Coherent manipulation of quantum systems with light is expected to be a cornerstone of future information and communication technology, including quantum computation and cryptography. Light-phase-modulated electron states near atoms and molecules are essential for the techniques of attosecond science, including the generation of extreme-ultraviolet pulses and orbital tomography. In contrast, the quantum-coherent phase-modulation of energetic free-electron beams has not been demonstrated, although it promises direct access to ultrafast imaging and spectroscopy with tailored electron pulses on the attosecond scale. In this featured article the authors demonstrate the coherent quantum state manipulation of free-electron populations in an electron microscope beam. They employ the interaction of ultrashort electron pulses with optical near-fields to induce Rabi oscillations in the populations of electron momentum states, observed as a function of the optical driving field. Excellent agreement with the scaling of an equal-Rabi multilevel quantum ladder is obtained, representing the observation of a light-driven ‘quantum walk’ coherently reshaping electron density in momentum space.
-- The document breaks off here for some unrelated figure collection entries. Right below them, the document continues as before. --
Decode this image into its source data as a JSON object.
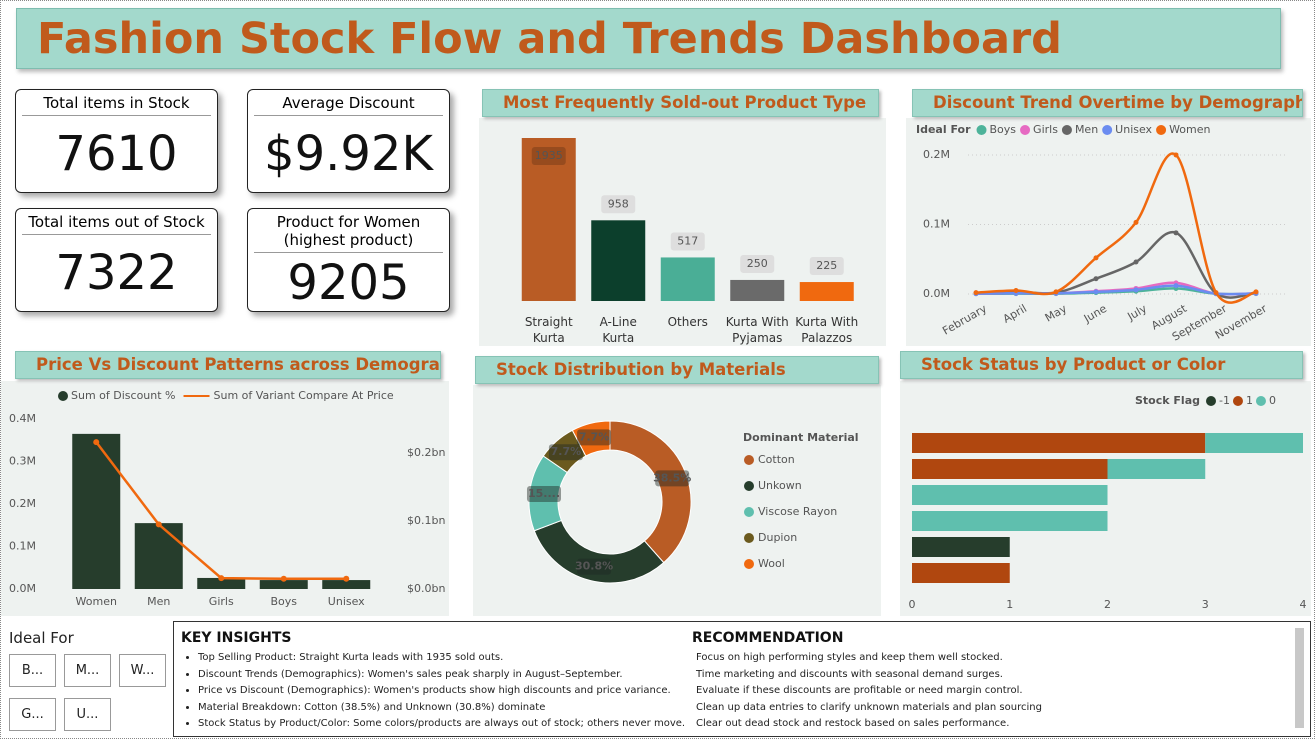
{
  "title": "Fashion Stock Flow and Trends Dashboard",
  "kpis": [
    {
      "label": "Total items in Stock",
      "value": "7610"
    },
    {
      "label": "Average Discount",
      "value": "$9.92K"
    },
    {
      "label": "Total items out of Stock",
      "value": "7322"
    },
    {
      "label": "Product for Women",
      "note": "(highest product)",
      "value": "9205"
    }
  ],
  "slicer": {
    "title": "Ideal For",
    "options": [
      "B...",
      "M...",
      "W...",
      "G...",
      "U..."
    ]
  },
  "insights": {
    "title": "KEY INSIGHTS",
    "items": [
      "Top Selling Product: Straight Kurta leads with 1935 sold outs.",
      "Discount Trends (Demographics): Women's sales peak sharply in August–September.",
      "Price vs Discount (Demographics): Women's products show high discounts and price variance.",
      "Material Breakdown: Cotton (38.5%) and Unknown (30.8%) dominate",
      "Stock Status by Product/Color: Some colors/products are always out of stock; others never move."
    ]
  },
  "recommendation": {
    "title": "RECOMMENDATION",
    "items": [
      "Focus on high performing styles and keep them well stocked.",
      "Time marketing and discounts with seasonal demand surges.",
      "Evaluate if these discounts are profitable or need margin control.",
      "Clean up data entries to clarify unknown materials and plan sourcing",
      "Clear out dead stock and restock based on sales performance."
    ]
  },
  "chart_data": [
    {
      "type": "bar",
      "title": "Most Frequently Sold-out Product Type",
      "categories": [
        "Straight Kurta",
        "A-Line Kurta",
        "Others",
        "Kurta With Pyjamas",
        "Kurta With Palazzos"
      ],
      "values": [
        1935,
        958,
        517,
        250,
        225
      ],
      "colors": [
        "#b95c25",
        "#0c3f2c",
        "#4aae96",
        "#6a6a6a",
        "#f0690f"
      ]
    },
    {
      "type": "line",
      "title": "Discount Trend Overtime by Demographics",
      "legend_title": "Ideal For",
      "categories": [
        "February",
        "April",
        "May",
        "June",
        "July",
        "August",
        "September",
        "November"
      ],
      "series": [
        {
          "name": "Boys",
          "color": "#4db39a",
          "values": [
            300,
            500,
            500,
            2000,
            4000,
            8000,
            300,
            500
          ]
        },
        {
          "name": "Girls",
          "color": "#e66ac2",
          "values": [
            500,
            1000,
            1000,
            4000,
            8000,
            16000,
            500,
            1000
          ]
        },
        {
          "name": "Men",
          "color": "#666666",
          "values": [
            1000,
            3000,
            2000,
            22000,
            46000,
            88000,
            1000,
            2000
          ]
        },
        {
          "name": "Unisex",
          "color": "#6b8cf0",
          "values": [
            500,
            1000,
            1000,
            3000,
            6000,
            12000,
            500,
            1000
          ]
        },
        {
          "name": "Women",
          "color": "#f0690f",
          "values": [
            2000,
            5000,
            3000,
            52000,
            103000,
            200000,
            2000,
            3000
          ]
        }
      ],
      "ylim": [
        0,
        210000
      ],
      "yticks": [
        {
          "value": 0,
          "label": "0.0M"
        },
        {
          "value": 100000,
          "label": "0.1M"
        },
        {
          "value": 200000,
          "label": "0.2M"
        }
      ],
      "grid": true
    },
    {
      "type": "combo",
      "title": "Price Vs Discount Patterns across Demographics",
      "categories": [
        "Women",
        "Men",
        "Girls",
        "Boys",
        "Unisex"
      ],
      "series": [
        {
          "name": "Sum of Discount %",
          "type": "bar",
          "color": "#263d2c",
          "values": [
            365000,
            155000,
            26000,
            21000,
            21000
          ]
        },
        {
          "name": "Sum of Variant Compare At Price",
          "type": "line",
          "axis": "y2",
          "color": "#f0690f",
          "values": [
            216000000,
            95000000,
            16000000,
            15000000,
            15000000
          ]
        }
      ],
      "ylim": [
        0,
        400000
      ],
      "yticks": [
        {
          "value": 0,
          "label": "0.0M"
        },
        {
          "value": 100000,
          "label": "0.1M"
        },
        {
          "value": 200000,
          "label": "0.2M"
        },
        {
          "value": 300000,
          "label": "0.3M"
        },
        {
          "value": 400000,
          "label": "0.4M"
        }
      ],
      "y2lim": [
        0,
        250000000
      ],
      "y2ticks": [
        {
          "value": 0,
          "label": "$0.0bn"
        },
        {
          "value": 100000000,
          "label": "$0.1bn"
        },
        {
          "value": 200000000,
          "label": "$0.2bn"
        }
      ]
    },
    {
      "type": "donut",
      "title": "Stock Distribution by Materials",
      "legend_title": "Dominant Material",
      "categories": [
        "Cotton",
        "Unkown",
        "Viscose Rayon",
        "Dupion",
        "Wool"
      ],
      "values": [
        38.5,
        30.8,
        15.4,
        7.7,
        7.7
      ],
      "value_labels": [
        "38.5%",
        "30.8%",
        "15....",
        "7.7%",
        "7.7%"
      ],
      "colors": [
        "#b95c25",
        "#263d2c",
        "#5fbfae",
        "#6b5a1e",
        "#f0690f"
      ]
    },
    {
      "type": "stackedbar",
      "title": "Stock Status by Product or Color",
      "legend_title": "Stock Flag",
      "categories": [
        null,
        null,
        null,
        null,
        null,
        null
      ],
      "series": [
        {
          "name": "-1",
          "color": "#263d2c",
          "values": [
            null,
            null,
            null,
            null,
            1,
            null
          ]
        },
        {
          "name": "1",
          "color": "#b0470f",
          "values": [
            3,
            2,
            null,
            null,
            null,
            1
          ]
        },
        {
          "name": "0",
          "color": "#5fbfae",
          "values": [
            1,
            1,
            2,
            2,
            null,
            null
          ]
        }
      ],
      "xlim": [
        0,
        4
      ],
      "xticks": [
        0,
        1,
        2,
        3,
        4
      ]
    }
  ]
}
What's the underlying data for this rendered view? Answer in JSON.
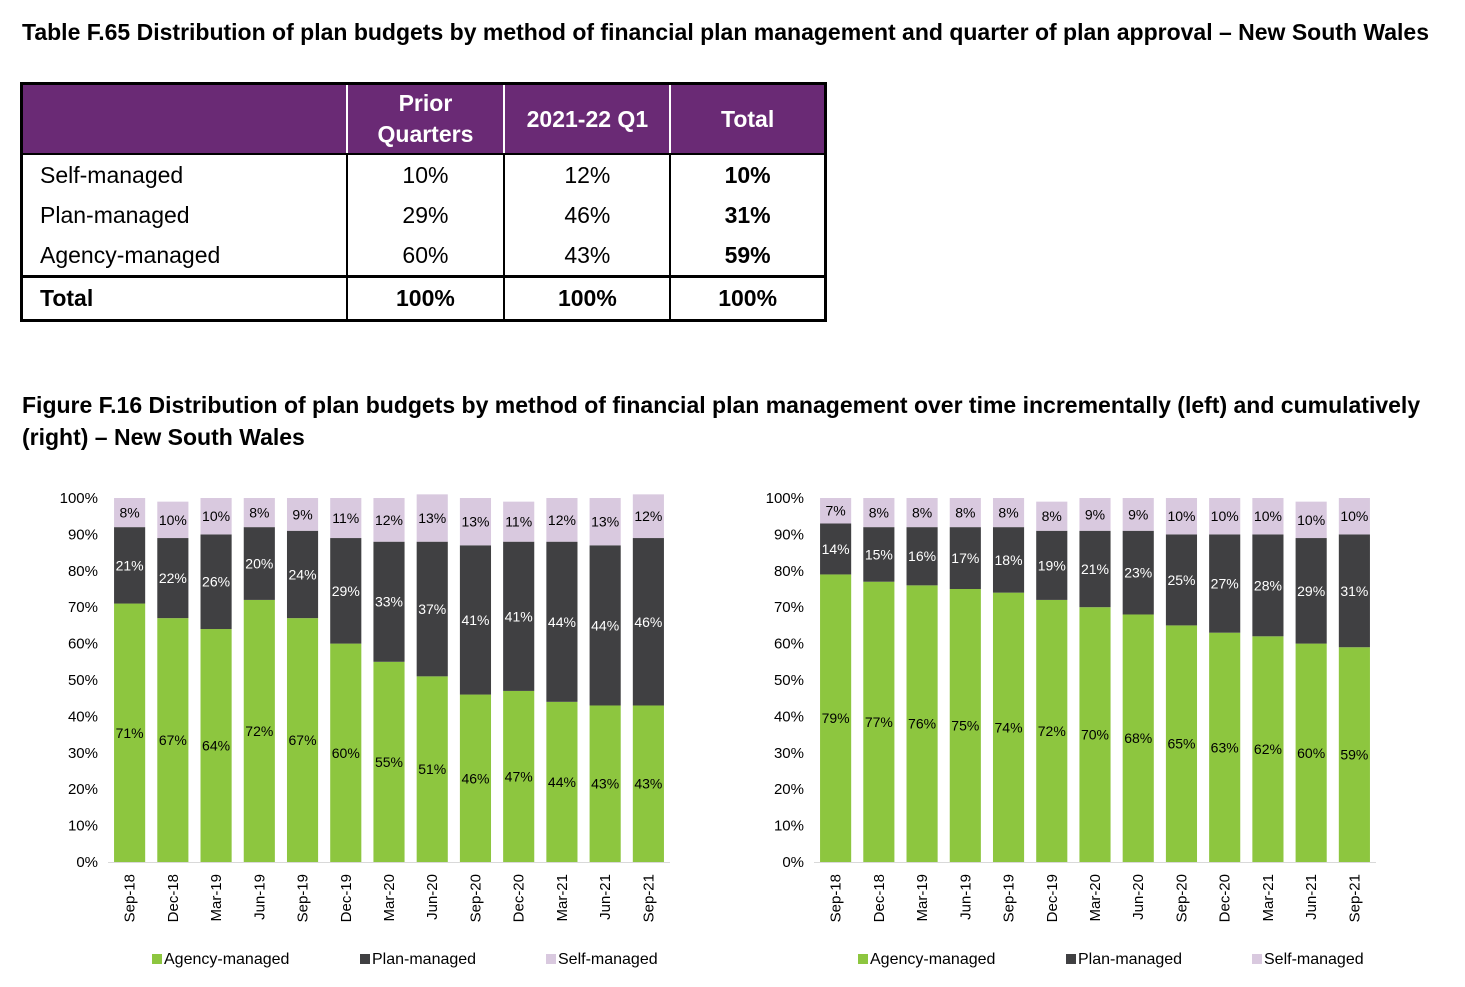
{
  "table": {
    "title": "Table F.65 Distribution of plan budgets by method of financial plan management and quarter of plan approval – New South Wales",
    "headers": [
      "",
      "Prior Quarters",
      "2021-22 Q1",
      "Total"
    ],
    "rows": [
      [
        "Self-managed",
        "10%",
        "12%",
        "10%"
      ],
      [
        "Plan-managed",
        "29%",
        "46%",
        "31%"
      ],
      [
        "Agency-managed",
        "60%",
        "43%",
        "59%"
      ]
    ],
    "total_row": [
      "Total",
      "100%",
      "100%",
      "100%"
    ]
  },
  "figure": {
    "title": "Figure F.16 Distribution of plan budgets by method of financial plan management over time incrementally (left) and cumulatively (right) – New South Wales"
  },
  "colors": {
    "agency": "#8dc63f",
    "plan": "#404042",
    "self": "#d9c9df",
    "header_bg": "#6a2a75"
  },
  "chart_data": [
    {
      "type": "bar",
      "stacked": true,
      "categories": [
        "Sep-18",
        "Dec-18",
        "Mar-19",
        "Jun-19",
        "Sep-19",
        "Dec-19",
        "Mar-20",
        "Jun-20",
        "Sep-20",
        "Dec-20",
        "Mar-21",
        "Jun-21",
        "Sep-21"
      ],
      "series": [
        {
          "name": "Agency-managed",
          "values": [
            71,
            67,
            64,
            72,
            67,
            60,
            55,
            51,
            46,
            47,
            44,
            43,
            43
          ]
        },
        {
          "name": "Plan-managed",
          "values": [
            21,
            22,
            26,
            20,
            24,
            29,
            33,
            37,
            41,
            41,
            44,
            44,
            46
          ]
        },
        {
          "name": "Self-managed",
          "values": [
            8,
            10,
            10,
            8,
            9,
            11,
            12,
            13,
            13,
            11,
            12,
            13,
            12
          ]
        }
      ],
      "yticks": [
        "0%",
        "10%",
        "20%",
        "30%",
        "40%",
        "50%",
        "60%",
        "70%",
        "80%",
        "90%",
        "100%"
      ],
      "ylim": [
        0,
        100
      ],
      "legend_position": "bottom"
    },
    {
      "type": "bar",
      "stacked": true,
      "categories": [
        "Sep-18",
        "Dec-18",
        "Mar-19",
        "Jun-19",
        "Sep-19",
        "Dec-19",
        "Mar-20",
        "Jun-20",
        "Sep-20",
        "Dec-20",
        "Mar-21",
        "Jun-21",
        "Sep-21"
      ],
      "series": [
        {
          "name": "Agency-managed",
          "values": [
            79,
            77,
            76,
            75,
            74,
            72,
            70,
            68,
            65,
            63,
            62,
            60,
            59
          ]
        },
        {
          "name": "Plan-managed",
          "values": [
            14,
            15,
            16,
            17,
            18,
            19,
            21,
            23,
            25,
            27,
            28,
            29,
            31
          ]
        },
        {
          "name": "Self-managed",
          "values": [
            7,
            8,
            8,
            8,
            8,
            8,
            9,
            9,
            10,
            10,
            10,
            10,
            10
          ]
        }
      ],
      "yticks": [
        "0%",
        "10%",
        "20%",
        "30%",
        "40%",
        "50%",
        "60%",
        "70%",
        "80%",
        "90%",
        "100%"
      ],
      "ylim": [
        0,
        100
      ],
      "legend_position": "bottom"
    }
  ]
}
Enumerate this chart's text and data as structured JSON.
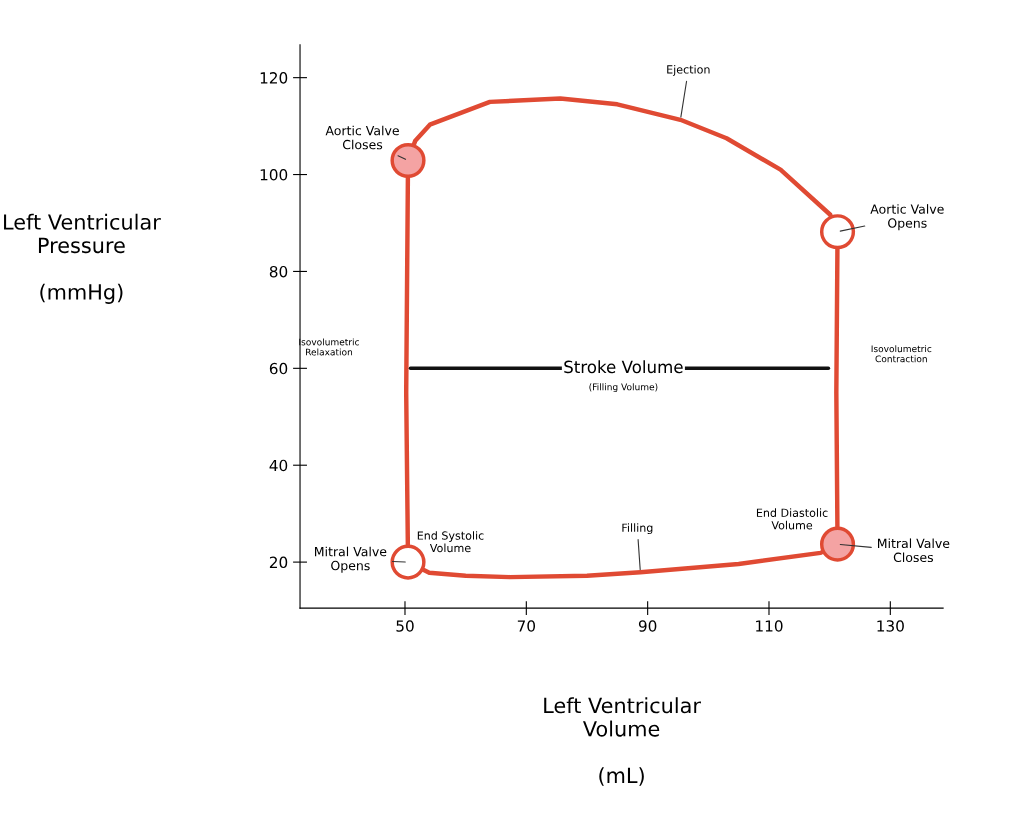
{
  "chart_data": {
    "type": "line",
    "xlabel": "Left Ventricular\nVolume\n\n(mL)",
    "ylabel": "Left Ventricular\nPressure\n\n(mmHg)",
    "xlim": [
      32.7,
      138.7
    ],
    "ylim": [
      10.5,
      126.8
    ],
    "xticks": [
      50,
      70,
      90,
      110,
      130
    ],
    "yticks": [
      20,
      40,
      60,
      80,
      100,
      120
    ],
    "grid": false,
    "legend": false,
    "series": [
      {
        "color": "#e04a33",
        "marker": "none",
        "x": [
          50.5,
          54,
          60,
          67.3,
          80,
          88.8,
          105,
          118.5,
          121.3
        ],
        "values": [
          20,
          17.8,
          17.2,
          16.9,
          17.2,
          17.9,
          19.6,
          21.9,
          23.7
        ]
      },
      {
        "color": "#e04a33",
        "marker": "none",
        "x": [
          121.3,
          121.1,
          121.3
        ],
        "values": [
          23.7,
          55,
          88.2
        ]
      },
      {
        "color": "#e04a33",
        "marker": "none",
        "x": [
          121.3,
          120.1,
          111.9,
          103,
          95.4,
          85,
          75.6,
          64,
          54.1,
          51.7,
          50.5
        ],
        "values": [
          88.2,
          91.7,
          101,
          107.5,
          111.3,
          114.5,
          115.7,
          115,
          110.3,
          107,
          102.9
        ]
      },
      {
        "color": "#e04a33",
        "marker": "none",
        "x": [
          50.5,
          50.2,
          50.5
        ],
        "values": [
          102.9,
          55,
          20
        ]
      },
      {
        "color": "#111111",
        "marker": "none",
        "x": [
          50.9,
          119.8
        ],
        "values": [
          60,
          60
        ]
      },
      {
        "type": "scatter",
        "color": "#e04a33",
        "marker": "circle",
        "x": [
          50.5,
          50.5,
          121.3,
          121.3
        ],
        "values": [
          102.9,
          20,
          23.7,
          88.2
        ],
        "colors": [
          "#f4a3a3",
          "#ffffff",
          "#f4a3a3",
          "#ffffff"
        ]
      }
    ],
    "annotations": [
      {
        "text": "Ejection",
        "x": 95.4,
        "y": 111.3
      },
      {
        "text": "Aortic Valve\nCloses",
        "x": 50.5,
        "y": 102.9
      },
      {
        "text": "Aortic Valve\nOpens",
        "x": 121.3,
        "y": 88.2
      },
      "Isovolumetric\nRelaxation",
      "Isovolumetric\nContraction",
      {
        "text": "Stroke Volume",
        "x": 86,
        "y": 60
      },
      {
        "text": "(Filling Volume)",
        "x": 86,
        "y": 60
      },
      {
        "text": "Mitral Valve\nOpens",
        "x": 50.5,
        "y": 20
      },
      {
        "text": "End Systolic\nVolume",
        "x": 50.5,
        "y": 20
      },
      {
        "text": "Filling",
        "x": 88.8,
        "y": 17.9
      },
      {
        "text": "End Diastolic\nVolume",
        "x": 121.3,
        "y": 23.7
      },
      {
        "text": "Mitral Valve\nCloses",
        "x": 121.3,
        "y": 23.7
      }
    ]
  }
}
The authors noted that, after the interaction, the optically generated superposition of momentum states evolves into a train of attosecond electron pulses. Their results reveal the potential of quantum control for the precision structuring of electron densities, with possible applications ranging from ultrafast electron spectroscopy and microscopy to accelerator science and free-electron lasers.
Using a pulsed-beam transmission electron microscope, the authors discovered a reduction in damage to methylammonium lead iodide (MAPbI3) as compared to conventional beams delivered at the same dose rates. For rates as low as 0.001 eÅ−2s−1, we find up to a 17% reduction in damage at a total dose of 10 eÅ−2. They systematically studied the effects of number of electrons in each pulse and the duration between pulse arrival. Damage increases for both, though the number of electrons per pulse has a larger effect. A crossover is identified, where a pulsed beam causes more damage than a conventional one. Although qualitatively similar to previous findings, the degree to which damage is reduced in MAPbI3 is less than that observed for other materials, supporting the hypothesis that the effects are material- and damage-mechanism-dependent.
Despite this, the observation here of damage reduction for relatively large electron packets (up to 200 electrons per pulse) suggests that MAPbI3 is in fact less susceptible to irradiation than C36H74, which may be related to reported self-healing effects. This work provides insights into damage processes and durability in hybrid perovskites and also illustrates the viability of using pulsed-beam TEM to explore the associated molecular-level routes to degradation, analogous to laser-accelerated energetic pulsed electron beams and the study of damage to biomolecules, cells, and tissues in radiobiology.